2.1 数据结构
前面第一章讲了总线、设备以及驱动方面的关系,也讲到了大多数网卡设备实际上是一个PCI设备。因此,本章就讲解网卡设备在注册时是如何注册到PCI总线上去的。在这里,以Intel的E100网卡驱动进行讲解。
前面讲到每个PCI设备都由一组参数唯一地标识,这些参数保存在结构体pci_device_id中,如下所示:
- struct pci_device_id {
- __u32 vendor, device; /* Vendor and device ID or PCI_ANY_ID*/
- __u32 subvendor, subdevice; /* Subsystem ID's or PCI_ANY_ID */
- __u32 class, class_mask; /* (class,subclass,prog-if) triplet */
- kernel_ulong_t driver_data; /* Data private to the driver */
- };
每个PCI设备驱动都有一个pci_driver变量,它描述了一个PCI驱动的信息,如下所示:
- struct pci_driver {
- struct list_head node;
- char *name;
- const struct pci_device_id *id_table; /* must be non-NULL for probe to be called */
- int (*probe) (struct pci_dev *dev, const struct pci_device_id *id); /* New device inserted */
- void (*remove) (struct pci_dev *dev); /* Device removed (NULL if not a hot-plug capable driver) */
- int (*suspend) (struct pci_dev *dev, pm_message_t state); /* Device suspended */
- int (*suspend_late) (struct pci_dev *dev, pm_message_t state);
- int (*resume_early) (struct pci_dev *dev);
- int (*resume) (struct pci_dev *dev); /* Device woken up */
- int (*enable_wake) (struct pci_dev *dev, pci_power_t state, int enable); /* Enable wake event */
- void (*shutdown) (struct pci_dev *dev);
- struct pci_error_handlers *err_handler;
- struct device_driver driver;
- struct pci_dynids dynids;
- int multithread_probe;
- };
每个PCI驱动中都有一个id_table成员变量,记录了当前这个驱动所能够进行驱动的那些设备的ID值。

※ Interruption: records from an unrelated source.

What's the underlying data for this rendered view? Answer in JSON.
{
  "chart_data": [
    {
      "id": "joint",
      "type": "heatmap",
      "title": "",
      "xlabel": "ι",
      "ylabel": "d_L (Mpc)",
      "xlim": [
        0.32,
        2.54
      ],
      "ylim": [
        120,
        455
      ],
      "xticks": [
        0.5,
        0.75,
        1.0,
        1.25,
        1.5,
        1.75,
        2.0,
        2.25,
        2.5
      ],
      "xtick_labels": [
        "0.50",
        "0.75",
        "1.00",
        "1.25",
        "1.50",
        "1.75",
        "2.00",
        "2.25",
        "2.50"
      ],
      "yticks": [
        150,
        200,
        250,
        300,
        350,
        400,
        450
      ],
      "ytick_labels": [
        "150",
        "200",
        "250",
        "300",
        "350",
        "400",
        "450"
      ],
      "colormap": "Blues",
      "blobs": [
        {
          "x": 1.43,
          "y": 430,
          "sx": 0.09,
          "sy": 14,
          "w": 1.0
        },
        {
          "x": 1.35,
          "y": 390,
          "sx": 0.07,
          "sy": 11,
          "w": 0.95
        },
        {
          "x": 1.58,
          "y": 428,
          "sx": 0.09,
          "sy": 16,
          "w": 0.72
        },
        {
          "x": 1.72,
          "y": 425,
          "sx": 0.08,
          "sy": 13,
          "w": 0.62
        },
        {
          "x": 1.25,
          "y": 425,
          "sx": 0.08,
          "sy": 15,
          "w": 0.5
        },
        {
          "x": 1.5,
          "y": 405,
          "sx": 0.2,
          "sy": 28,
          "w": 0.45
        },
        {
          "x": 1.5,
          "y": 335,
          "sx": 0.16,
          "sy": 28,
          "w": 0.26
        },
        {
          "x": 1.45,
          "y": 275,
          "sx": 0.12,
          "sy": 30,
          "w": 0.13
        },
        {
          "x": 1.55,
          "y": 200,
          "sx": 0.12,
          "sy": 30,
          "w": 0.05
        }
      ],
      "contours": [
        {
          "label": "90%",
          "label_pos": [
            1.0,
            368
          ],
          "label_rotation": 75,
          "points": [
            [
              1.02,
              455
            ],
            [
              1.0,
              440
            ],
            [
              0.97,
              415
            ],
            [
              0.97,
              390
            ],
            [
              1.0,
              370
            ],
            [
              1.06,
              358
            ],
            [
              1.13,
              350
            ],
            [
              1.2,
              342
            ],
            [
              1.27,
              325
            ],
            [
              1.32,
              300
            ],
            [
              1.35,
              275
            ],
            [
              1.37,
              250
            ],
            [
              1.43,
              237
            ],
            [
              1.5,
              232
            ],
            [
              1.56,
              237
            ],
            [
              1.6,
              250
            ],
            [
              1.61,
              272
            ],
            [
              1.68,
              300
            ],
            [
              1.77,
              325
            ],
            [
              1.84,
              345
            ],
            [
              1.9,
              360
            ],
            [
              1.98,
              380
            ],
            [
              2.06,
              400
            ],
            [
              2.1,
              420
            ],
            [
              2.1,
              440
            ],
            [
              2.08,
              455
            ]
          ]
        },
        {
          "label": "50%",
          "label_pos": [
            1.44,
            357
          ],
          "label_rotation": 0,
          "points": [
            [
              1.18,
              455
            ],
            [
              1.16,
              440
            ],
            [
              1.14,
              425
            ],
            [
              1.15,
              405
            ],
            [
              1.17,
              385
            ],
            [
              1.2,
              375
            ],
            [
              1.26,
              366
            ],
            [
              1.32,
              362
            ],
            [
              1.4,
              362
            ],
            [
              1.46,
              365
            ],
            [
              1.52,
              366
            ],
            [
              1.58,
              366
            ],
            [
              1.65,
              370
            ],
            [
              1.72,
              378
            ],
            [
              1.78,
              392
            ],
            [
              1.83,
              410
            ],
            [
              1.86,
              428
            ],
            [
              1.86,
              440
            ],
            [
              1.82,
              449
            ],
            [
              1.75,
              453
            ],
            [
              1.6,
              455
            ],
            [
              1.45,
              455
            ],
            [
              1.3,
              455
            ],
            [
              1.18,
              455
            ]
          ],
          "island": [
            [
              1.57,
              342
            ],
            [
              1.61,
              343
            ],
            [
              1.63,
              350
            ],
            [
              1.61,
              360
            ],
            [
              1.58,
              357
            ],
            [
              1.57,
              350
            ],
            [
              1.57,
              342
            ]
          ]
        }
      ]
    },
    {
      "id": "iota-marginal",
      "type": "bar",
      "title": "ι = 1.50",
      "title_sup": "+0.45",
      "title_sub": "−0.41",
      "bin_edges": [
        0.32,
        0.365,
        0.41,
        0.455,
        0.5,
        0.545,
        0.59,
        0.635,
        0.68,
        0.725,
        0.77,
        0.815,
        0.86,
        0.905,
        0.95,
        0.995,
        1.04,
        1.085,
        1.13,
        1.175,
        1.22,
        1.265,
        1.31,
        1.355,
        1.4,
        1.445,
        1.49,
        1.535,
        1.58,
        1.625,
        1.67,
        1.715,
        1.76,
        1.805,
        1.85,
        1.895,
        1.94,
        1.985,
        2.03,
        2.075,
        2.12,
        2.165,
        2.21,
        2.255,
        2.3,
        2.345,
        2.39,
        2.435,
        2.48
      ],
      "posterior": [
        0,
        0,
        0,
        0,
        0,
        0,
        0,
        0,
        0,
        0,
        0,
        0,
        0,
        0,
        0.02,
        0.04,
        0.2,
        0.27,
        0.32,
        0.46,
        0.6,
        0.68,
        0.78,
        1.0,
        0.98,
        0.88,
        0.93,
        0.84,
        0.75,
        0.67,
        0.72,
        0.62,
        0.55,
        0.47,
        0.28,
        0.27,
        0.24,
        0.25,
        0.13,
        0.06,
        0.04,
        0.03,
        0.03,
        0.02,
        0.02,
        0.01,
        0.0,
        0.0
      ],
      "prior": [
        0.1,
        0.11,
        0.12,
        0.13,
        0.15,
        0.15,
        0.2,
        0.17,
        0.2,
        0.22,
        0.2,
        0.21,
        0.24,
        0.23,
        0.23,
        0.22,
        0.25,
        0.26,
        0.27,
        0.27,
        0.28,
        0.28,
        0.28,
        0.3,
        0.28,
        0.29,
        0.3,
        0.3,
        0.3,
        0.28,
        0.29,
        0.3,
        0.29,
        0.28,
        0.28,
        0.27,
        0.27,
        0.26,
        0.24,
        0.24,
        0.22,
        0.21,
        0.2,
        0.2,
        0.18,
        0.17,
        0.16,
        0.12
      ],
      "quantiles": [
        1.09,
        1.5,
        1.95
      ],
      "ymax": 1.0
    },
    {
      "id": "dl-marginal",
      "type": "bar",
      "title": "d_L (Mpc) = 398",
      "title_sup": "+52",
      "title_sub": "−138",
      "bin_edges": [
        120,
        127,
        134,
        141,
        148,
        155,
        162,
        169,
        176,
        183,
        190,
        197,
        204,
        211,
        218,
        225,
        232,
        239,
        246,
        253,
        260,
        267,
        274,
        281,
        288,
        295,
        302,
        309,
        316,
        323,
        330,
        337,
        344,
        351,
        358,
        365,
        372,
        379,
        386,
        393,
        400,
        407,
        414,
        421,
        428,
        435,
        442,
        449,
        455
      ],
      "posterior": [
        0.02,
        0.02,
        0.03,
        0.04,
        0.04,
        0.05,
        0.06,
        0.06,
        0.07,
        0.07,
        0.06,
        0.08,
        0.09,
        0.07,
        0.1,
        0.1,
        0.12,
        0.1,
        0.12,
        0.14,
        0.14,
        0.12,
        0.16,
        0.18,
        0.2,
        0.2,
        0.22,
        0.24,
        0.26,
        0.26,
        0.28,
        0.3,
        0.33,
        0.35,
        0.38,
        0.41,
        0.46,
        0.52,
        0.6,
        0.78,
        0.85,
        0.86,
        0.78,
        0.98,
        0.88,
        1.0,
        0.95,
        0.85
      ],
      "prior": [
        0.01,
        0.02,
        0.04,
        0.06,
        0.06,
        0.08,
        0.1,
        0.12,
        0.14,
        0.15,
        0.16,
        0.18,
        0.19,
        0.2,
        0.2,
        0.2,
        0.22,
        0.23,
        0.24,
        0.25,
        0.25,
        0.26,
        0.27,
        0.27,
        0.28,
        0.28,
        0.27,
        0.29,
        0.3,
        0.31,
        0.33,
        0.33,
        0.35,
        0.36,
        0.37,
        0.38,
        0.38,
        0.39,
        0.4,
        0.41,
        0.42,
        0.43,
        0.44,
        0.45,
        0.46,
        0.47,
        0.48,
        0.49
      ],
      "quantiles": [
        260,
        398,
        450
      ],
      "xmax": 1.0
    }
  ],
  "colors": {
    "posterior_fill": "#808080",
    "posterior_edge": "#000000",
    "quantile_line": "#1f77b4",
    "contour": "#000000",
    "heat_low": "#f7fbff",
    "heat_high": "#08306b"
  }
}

对于E100网卡驱动来说,它的pci_driver变量定义为:
- static struct pci_driver e100_driver = {
- .name = DRV_NAME,
- .id_table = e100_id_table,
- .probe = e100_probe,
- .remove = __devexit_p(e100_remove),
- #ifdef CONFIG_PM
- /* Power Management hooks */
- .suspend = e100_suspend,
- .resume = e100_resume,
- #endif
- .shutdown = e100_shutdown,
- .err_handler = &e100_err_handler,
- };
里面e100_id_table就表示该E100驱动所能够支持的PCI设备的ID号,其定义为:
- #define INTEL_8255X_ETHERNET_DEVICE(device_id, ich) {\
- PCI_VENDOR_ID_INTEL, device_id, PCI_ANY_ID, PCI_ANY_ID, \
- PCI_CLASS_NETWORK_ETHERNET << 8, 0xFFFF00, ich }
- static struct pci_device_id e100_id_table[] = {
- INTEL_8255X_ETHERNET_DEVICE(0x1029, 0),
- INTEL_8255X_ETHERNET_DEVICE(0x1030, 0),
- …
- { 0, }
- };
当PCI层检测到一个PCI设备能够被某PCI驱动所支持时(这是通过函数pci_match_one_device来进行检测的),就会调用这个PCI驱动上的probe函数,在该函数中会对该特定的PCI设备进行一些具体的初始化等操作。比如对于E100设备驱动来说,其probe函数为e100_probe。在这个函数中,会对网卡设备进行初始化。
e100_probe主要就涉及到网卡设备net_device的初始化,我们现在先来关注一下从网卡注册一直到调用e100_probe这一个过程的整个流程。
2.2 E100初始化
E100驱动程序的初始化是在函数e100_init_module()中的,如下:
- static int __init e100_init_module(void)
- {
- if(((1 << debug) - 1) & NETIF_MSG_DRV) {
- printk(KERN_INFO PFX "%s, %s\n", DRV_DESCRIPTION, DRV_VERSION);
- printk(KERN_INFO PFX "%s\n", DRV_COPYRIGHT);
- }
- return pci_register_driver(&e100_driver);
- }
在这个函数中,调用了pci_register_driver()函数,对e100_driver这个驱动进行注册。
2.3 PCI注册
在前面我们已经看到,PCI的注册就是将PCI驱动程序挂载到其所在的总线的drivers链,同时扫描PCI设备,将它能够进行驱动的设备挂载到driver上的devices链表上来,这里,我们将详细地查看这整个流程的函数调用关系。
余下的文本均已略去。